Marin e i monumenti degli immigrati

Dale Bechtel, swissinfo.chdi Dale Bechtel, swissinfo

Non voglio lasciare San Francisco senza visitare un quartiere della città noto per la sua recente immigrazione. Soltanto così posso rendermi conto cosa significhi essere un nuovo arrivato in un posto sconosciuto.

Mi dirigo verso Mission Street sulla 17. avenue. È una zona multiculturale – anche se a dominare è la cultura latina ed americana – con accoglienti ristoranti guatemaltechi, musica latina che fuoriesce dai negozi di vestiti scontati e parecchio spagnolo parlato per strada. Un altro segno tangibile della forte presenza d’immigrati è il gran numero di uffici per il trasferimento di denaro (“Envios de dinero”) e di alloggi di base (possibilità di affittare camere per un giorno, settimane o mesi).

Ho scattato alcune fotografie delle colorite bancarelle di arance e manghi situate davanti alle drogherie, con l’intenzione di scoprire cosa finisce nella busta della spesa degli immigrati di oggi e di paragonare i loro acquisti a quelli effettuati in uno dei mercati agricoli più grandi della California, frequentato da americani affermati e con una buona formazione scolastica.

Il giorno seguente ho così visitato il mercato dei contadini della Contea di Marin a San Rafael. Anche qui si vendono agrumi, anche se i prodotti più richiesti sono le verdure, preferibilmente di coltivazione biologica.

 I discendenti dei ticinesi della Contea di Marin continuano a essere padroni di ampi terreni agricoli. Mentre la produzione casearia è l’attività più diffusa in campagna, sono i coltivatori a mantenere la reputazione della regione quale sito per eccellenza per l’agricoltura.

Incontro Jim Fenton della società senza scopi di lucro che gestisce questo e altri mercati sparsi nella contea. Mi racconta di come la fiera del cibo goda di una popolarità crescente. Ascolta il racconto di Jim Fenton.

Jim con un venditore locale di formaggio.

Il mercato di San Rafael è frequentato giornalmente da 10’000 visitatori. Erano tra i 2’000 e i 3’000 soltanto pochi anni fa. Il mercato, mi dice Jim, non è stato colpito dalla crisi mondiale e, addirittura, ne potrebbe trarre beneficio. La gente sta in effetti passando dalla scala globale a quella locale, scegliendo carote biologiche invece di verdure trattate con pesticidi e importate via nave da migliaia di chilometri di distanza.

E alcune fattorie casearie della Contea di Marin hanno ricominciato a produrre il loro proprio formaggio, esattamente come facevano i migranti 100 anni fa.

In viaggio per Point Reyes Station, sulla costa, un ranger del centro del parco nazionale mi dà alcune indicazioni per giungere al cimitero di Olema, dove mi hanno detto sono seppelliti molti dei primi casari: Ottolini, Muscio, Righetti, Franzi, Grossi, Martinelli e Tomasini, solo per citarne alcuni.

Ci sono diversi mausolei decisamente impressionanti, a testimonianza del contributo alla regione degli immigrati svizzeri italiani. Mi ricordano i monumenti – raffigurati da graffiti – che ho visto il giorno prima in un vicolo di Mission Street.

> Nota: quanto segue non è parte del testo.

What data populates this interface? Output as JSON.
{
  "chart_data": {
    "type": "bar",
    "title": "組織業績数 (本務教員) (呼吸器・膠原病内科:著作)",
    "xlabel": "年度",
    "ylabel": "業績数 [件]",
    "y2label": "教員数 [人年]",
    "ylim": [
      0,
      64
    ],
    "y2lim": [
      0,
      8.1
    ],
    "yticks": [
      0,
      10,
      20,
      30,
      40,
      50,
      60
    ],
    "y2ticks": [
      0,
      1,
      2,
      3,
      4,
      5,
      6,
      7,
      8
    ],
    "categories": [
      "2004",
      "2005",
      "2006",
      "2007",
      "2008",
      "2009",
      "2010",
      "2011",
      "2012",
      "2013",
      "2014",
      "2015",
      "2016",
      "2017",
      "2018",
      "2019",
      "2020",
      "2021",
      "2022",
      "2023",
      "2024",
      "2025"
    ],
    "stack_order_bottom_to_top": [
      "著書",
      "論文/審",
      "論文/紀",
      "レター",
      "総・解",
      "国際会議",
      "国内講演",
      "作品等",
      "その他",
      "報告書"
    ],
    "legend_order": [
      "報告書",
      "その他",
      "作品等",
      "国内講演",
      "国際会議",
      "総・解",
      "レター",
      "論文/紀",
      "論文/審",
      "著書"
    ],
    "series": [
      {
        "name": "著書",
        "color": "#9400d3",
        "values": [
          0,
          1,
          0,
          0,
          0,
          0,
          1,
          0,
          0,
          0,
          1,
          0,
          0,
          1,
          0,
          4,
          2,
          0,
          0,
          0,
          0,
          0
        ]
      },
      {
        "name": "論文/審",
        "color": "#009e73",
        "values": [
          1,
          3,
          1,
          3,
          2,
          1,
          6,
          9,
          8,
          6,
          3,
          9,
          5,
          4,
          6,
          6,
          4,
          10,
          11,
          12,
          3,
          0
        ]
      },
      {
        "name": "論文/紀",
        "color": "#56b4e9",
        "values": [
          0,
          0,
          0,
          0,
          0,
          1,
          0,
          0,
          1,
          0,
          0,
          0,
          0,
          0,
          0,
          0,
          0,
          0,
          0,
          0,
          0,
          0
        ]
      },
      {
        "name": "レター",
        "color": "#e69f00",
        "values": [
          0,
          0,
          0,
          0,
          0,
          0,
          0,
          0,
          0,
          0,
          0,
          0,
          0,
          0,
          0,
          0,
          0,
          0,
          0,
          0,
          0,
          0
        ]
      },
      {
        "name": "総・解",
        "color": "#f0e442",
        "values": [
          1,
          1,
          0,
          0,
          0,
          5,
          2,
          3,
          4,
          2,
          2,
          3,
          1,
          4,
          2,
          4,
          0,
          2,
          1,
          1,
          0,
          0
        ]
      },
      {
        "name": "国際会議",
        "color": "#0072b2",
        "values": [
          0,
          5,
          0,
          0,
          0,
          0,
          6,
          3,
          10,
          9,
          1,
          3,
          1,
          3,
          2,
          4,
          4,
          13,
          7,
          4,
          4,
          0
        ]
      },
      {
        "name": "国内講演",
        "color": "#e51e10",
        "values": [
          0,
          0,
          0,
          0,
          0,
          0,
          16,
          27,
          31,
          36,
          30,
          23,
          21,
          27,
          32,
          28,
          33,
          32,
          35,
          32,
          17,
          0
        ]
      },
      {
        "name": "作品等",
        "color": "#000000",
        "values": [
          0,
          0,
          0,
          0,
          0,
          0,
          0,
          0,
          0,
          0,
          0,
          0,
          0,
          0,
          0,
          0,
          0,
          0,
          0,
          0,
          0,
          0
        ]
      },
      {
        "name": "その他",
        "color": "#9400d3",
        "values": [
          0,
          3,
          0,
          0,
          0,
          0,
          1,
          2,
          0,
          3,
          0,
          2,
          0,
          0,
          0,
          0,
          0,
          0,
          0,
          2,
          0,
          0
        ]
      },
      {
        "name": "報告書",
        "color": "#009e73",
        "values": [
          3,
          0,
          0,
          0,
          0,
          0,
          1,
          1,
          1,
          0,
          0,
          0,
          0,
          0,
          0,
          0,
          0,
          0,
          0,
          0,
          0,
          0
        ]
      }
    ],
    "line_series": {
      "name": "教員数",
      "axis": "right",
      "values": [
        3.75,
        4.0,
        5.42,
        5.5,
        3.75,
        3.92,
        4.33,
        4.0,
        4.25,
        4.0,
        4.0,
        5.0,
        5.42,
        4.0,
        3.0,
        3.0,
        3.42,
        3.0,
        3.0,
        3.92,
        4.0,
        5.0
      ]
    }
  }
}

I nuovi immigrati stanno già marcando la loro presenza.

One thought on “Marin e i monumenti degli immigrati

  1. One question that came to me was what did the Mission District shoppers buy that was different from the Marin farmer’s market buyers.

    My guess would be ethnic foods that are not available at the Marin market such as those delicious freshly made tortillas and tomales. Other than ethnic foods, there are residents of the Mission who are working to bring in locally grown foods, promoting organic, and monitoring pesticide and other contaminants. There is intense activism in the Mission.

    Marin also has is a large population of folks from Mexico and Central America who would be drawn to the Marin farmer’s market because markets are a way of life for them. In addition to making purchases, markets are places to meet friends, and catch up on the latest.

    My friends go to the Palo Alto farmer’s market to buy fish freshly caught right off our coast, fruits and vegetables, and look for the sellers who they have gotten to know. They love to swap stories with them about their products, how they are grown, composting techniques, effects of the weather on their crops, why certain fruit trees did not produce much this year–all that stuff.

    Of course, you can exchange a few pleasantries with the checkers at big chain grocery stores like Safeway here or Migros in Switzerland, but how different that is from talking directly to the farmer and being offered a “crooked carrot” or out-of-round tomato to taste test! Yumm.